With three co-ops behind her, Leshed is deeply grateful for the opportunity to gain a sense of the professional world early on. She recognizes that her experience was unique and not something that most students would get to try out. As graduation quickly approaches, she says she has newfound confidence about the process.

“If I hadn’t done any of these co-ops, I would not be as confident graduating and starting a job,” Leshed says. “I’ve done a year and a half of experience at three vastly different companies, and I know what to expect now.”

During the spring semester of her third year, Leshed also had the opportunity to study abroad at the Technical University of Denmark. While she was there, she immersed herself both in a different culture and a different type of university.

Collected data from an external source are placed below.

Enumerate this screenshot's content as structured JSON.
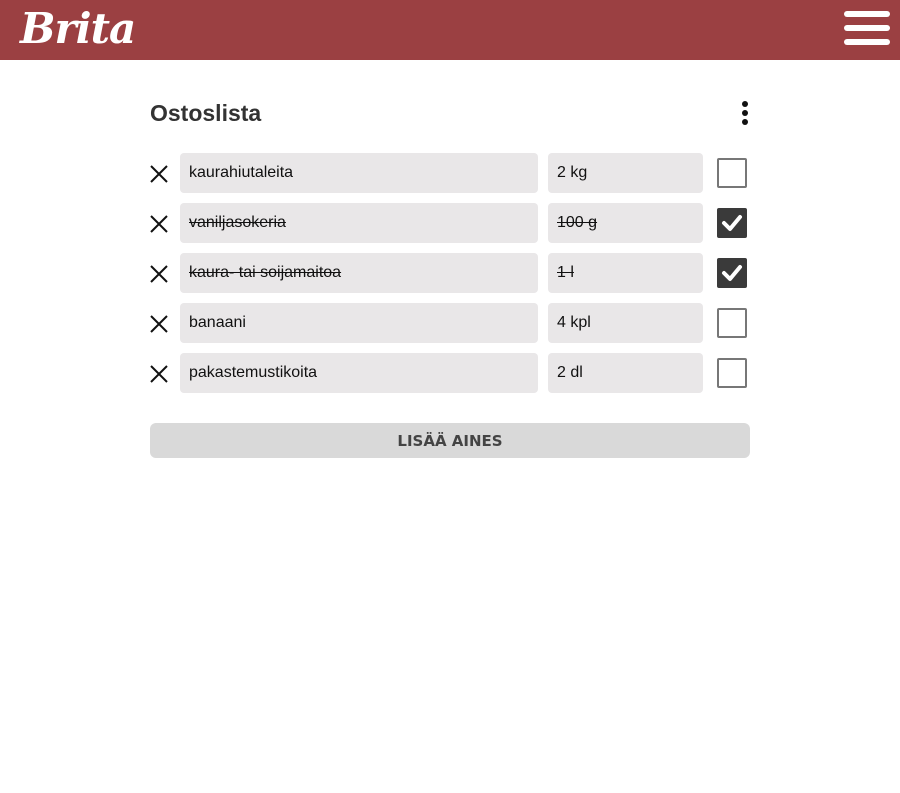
{
  "header": {
    "logo_text": "Brita",
    "menu_icon": "hamburger-menu-icon",
    "background_color": "#9b4042"
  },
  "list": {
    "title": "Ostoslista",
    "options_icon": "kebab-menu-icon",
    "items": [
      {
        "name": "kaurahiutaleita",
        "amount": "2 kg",
        "checked": false
      },
      {
        "name": "vaniljasokeria",
        "amount": "100 g",
        "checked": true
      },
      {
        "name": "kaura- tai soijamaitoa",
        "amount": "1 l",
        "checked": true
      },
      {
        "name": "banaani",
        "amount": "4 kpl",
        "checked": false
      },
      {
        "name": "pakastemustikoita",
        "amount": "2 dl",
        "checked": false
      }
    ],
    "add_button_label": "LISÄÄ AINES"
  }
}
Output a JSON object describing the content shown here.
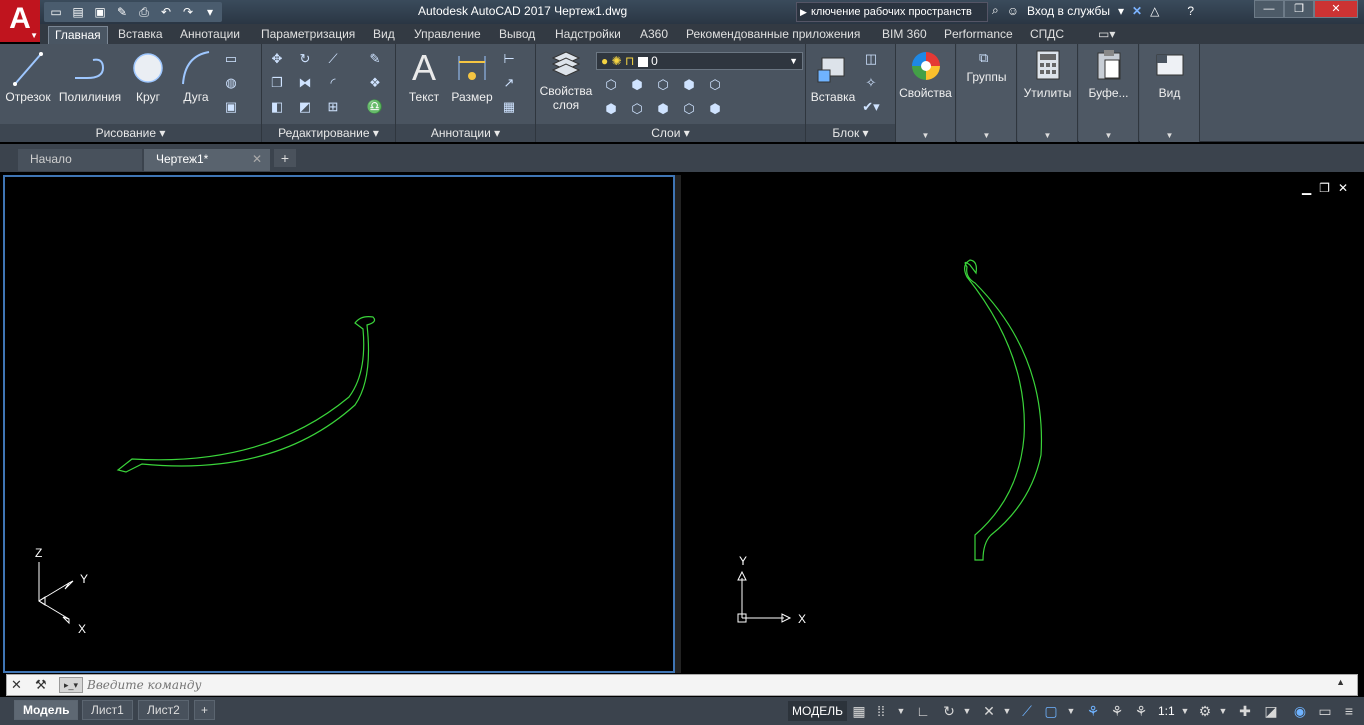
{
  "titlebar": {
    "title": "Autodesk AutoCAD 2017    Чертеж1.dwg",
    "workspace": "ключение рабочих пространств",
    "signin": "Вход в службы",
    "colors": {
      "titlebar": "#2f3c4a",
      "logo": "#c0141e"
    }
  },
  "ribbon_tabs": [
    "Главная",
    "Вставка",
    "Аннотации",
    "Параметризация",
    "Вид",
    "Управление",
    "Вывод",
    "Надстройки",
    "A360",
    "Рекомендованные приложения",
    "BIM 360",
    "Performance",
    "СПДС"
  ],
  "panels": {
    "draw": {
      "title": "Рисование",
      "line": "Отрезок",
      "polyline": "Полилиния",
      "circle": "Круг",
      "arc": "Дуга"
    },
    "modify": {
      "title": "Редактирование"
    },
    "annotation": {
      "title": "Аннотации",
      "text": "Текст",
      "dimension": "Размер"
    },
    "layers": {
      "title": "Слои",
      "props_line1": "Свойства",
      "props_line2": "слоя",
      "current_layer": "0"
    },
    "block": {
      "title": "Блок",
      "insert": "Вставка"
    },
    "properties": "Свойства",
    "groups": "Группы",
    "utilities": "Утилиты",
    "clipboard": "Буфе...",
    "view": "Вид"
  },
  "doc_tabs": {
    "start": "Начало",
    "drawing": "Чертеж1*"
  },
  "viewports": {
    "left": {
      "ucs_z": "Z",
      "ucs_y": "Y",
      "ucs_x": "X"
    },
    "right": {
      "ucs_y": "Y",
      "ucs_x": "X"
    },
    "curve_color": "#3ad43a"
  },
  "command": {
    "placeholder": "Введите команду"
  },
  "status": {
    "model": "Модель",
    "layout1": "Лист1",
    "layout2": "Лист2",
    "space": "МОДЕЛЬ",
    "scale": "1:1"
  }
}
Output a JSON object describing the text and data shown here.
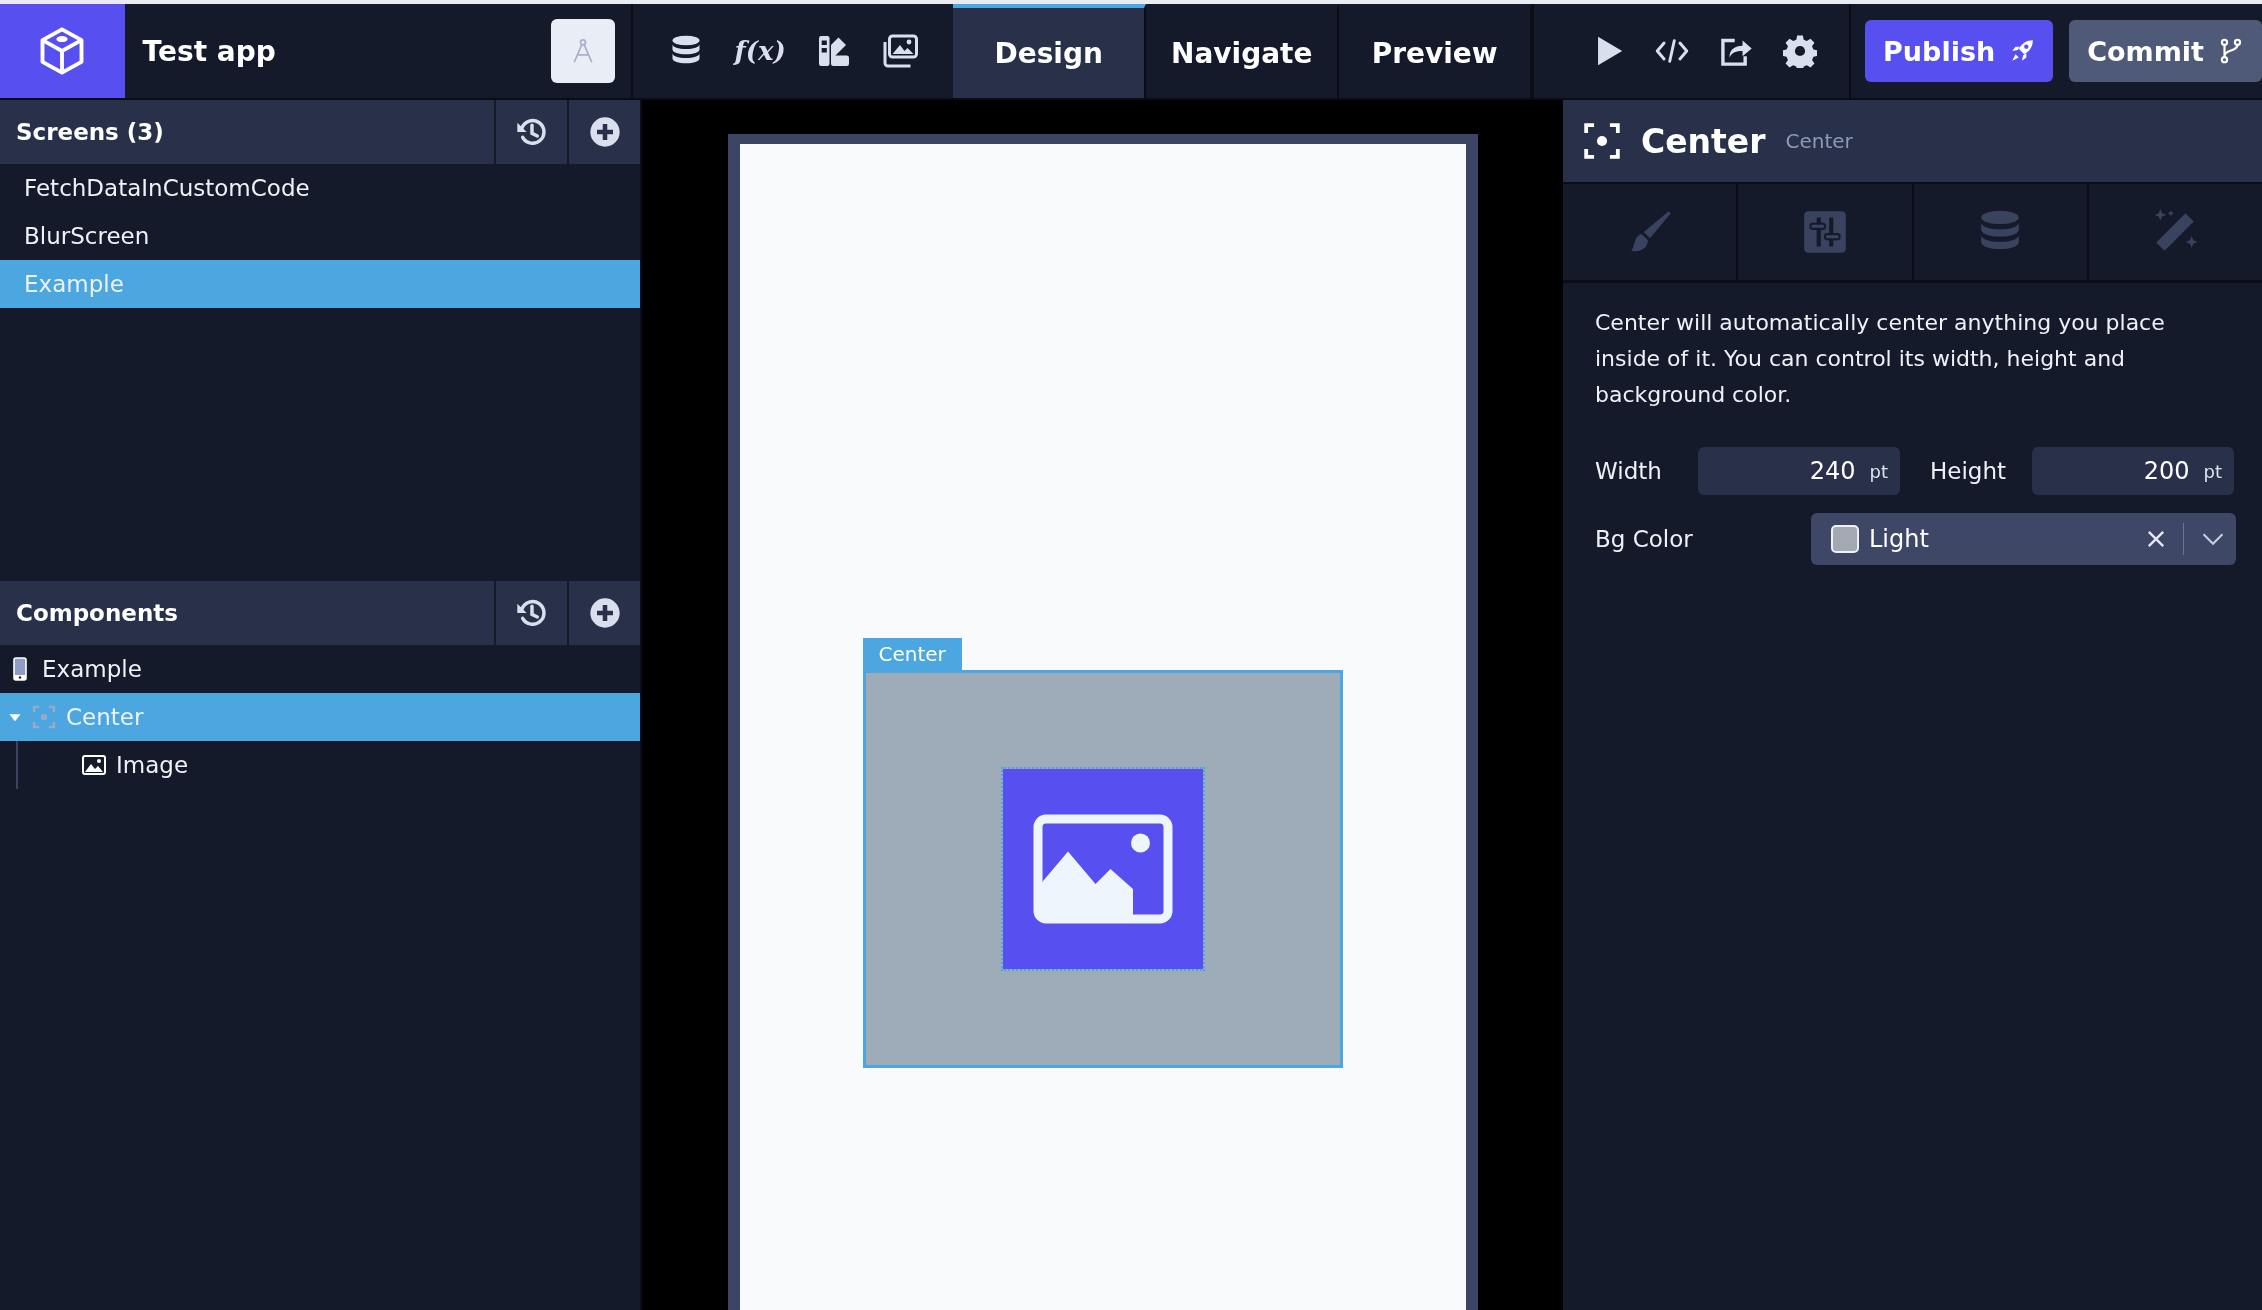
{
  "app": {
    "name": "Test app"
  },
  "toolbar": [
    {
      "kind": "database"
    },
    {
      "kind": "function",
      "glyph": "f(x)"
    },
    {
      "kind": "palette"
    },
    {
      "kind": "media"
    }
  ],
  "tabs": [
    {
      "label": "Design",
      "selected": true
    },
    {
      "label": "Navigate",
      "selected": false
    },
    {
      "label": "Preview",
      "selected": false
    }
  ],
  "actions": [
    {
      "kind": "play"
    },
    {
      "kind": "code"
    },
    {
      "kind": "share"
    },
    {
      "kind": "settings"
    }
  ],
  "buttons": [
    {
      "label": "Publish",
      "kind": "primary"
    },
    {
      "label": "Commit",
      "kind": "secondary"
    }
  ],
  "screens": {
    "title": "Screens (3)",
    "items": [
      {
        "label": "FetchDataInCustomCode",
        "selected": false
      },
      {
        "label": "BlurScreen",
        "selected": false
      },
      {
        "label": "Example",
        "selected": true
      }
    ]
  },
  "components": {
    "title": "Components",
    "tree": [
      {
        "label": "Example",
        "kind": "screen",
        "selected": false
      },
      {
        "label": "Center",
        "kind": "center",
        "selected": true,
        "expanded": true,
        "children": [
          {
            "label": "Image",
            "kind": "image",
            "selected": false
          }
        ]
      }
    ]
  },
  "canvas": {
    "selection_label": "Center"
  },
  "inspector": {
    "title": "Center",
    "subtitle": "Center",
    "tabs": [
      {
        "kind": "style"
      },
      {
        "kind": "layout"
      },
      {
        "kind": "data"
      },
      {
        "kind": "magic"
      }
    ],
    "description": "Center will automatically center anything you place inside of it. You can control its width, height and background color.",
    "fields": [
      {
        "label": "Width",
        "value": "240",
        "unit": "pt"
      },
      {
        "label": "Height",
        "value": "200",
        "unit": "pt"
      }
    ],
    "bg_color": {
      "label": "Bg Color",
      "value": "Light"
    }
  }
}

Leshed at the top of CopenHill while studying abroad in Denmark.

“It was cool to experience a different type of learning. For example, we only had group projects, and there was no assigned homework,” Leshed says. “I was able to travel during the weekends and go to different countries, and I made so many friends.”

Outside the classroom, Leshed is involved in Engineers Without Borders. Her involvement was much heavier in her first three years, and it gave her a solid foundation of information and a way to network with fellow engineers. She now attends only occasionally when she has the time, and her experience with the group allows her to be there as an unofficial mentor to younger students.

This September, Leshed will be starting a new full-time position at Kleinfelder, an environmental consulting firm. During her interview, she felt the breadth of what was possible with the projects she could take on and the people she could work with, which encouraged her to take the position.

“I was drawn to Kleinfelder because I had heard that you can work on a lot of different projects and on things that interest you,” Leshed says. “I’m interested in storm water management, doing field work and making an impact in the community.”

After graduation, Leshed wants to work towards a more climate-resilient world. Having seen the impacts of climate change, she hopes to be a part of Boston’s role in a much larger effort.

“In Denmark, they’re ahead of the game. I saw all these systems in place to adapt to climate change in a very effective way,” Leshed says. “I know that it can be done, and I’m excited to get my hands dirty and make that change here as well. Boston really needs that.”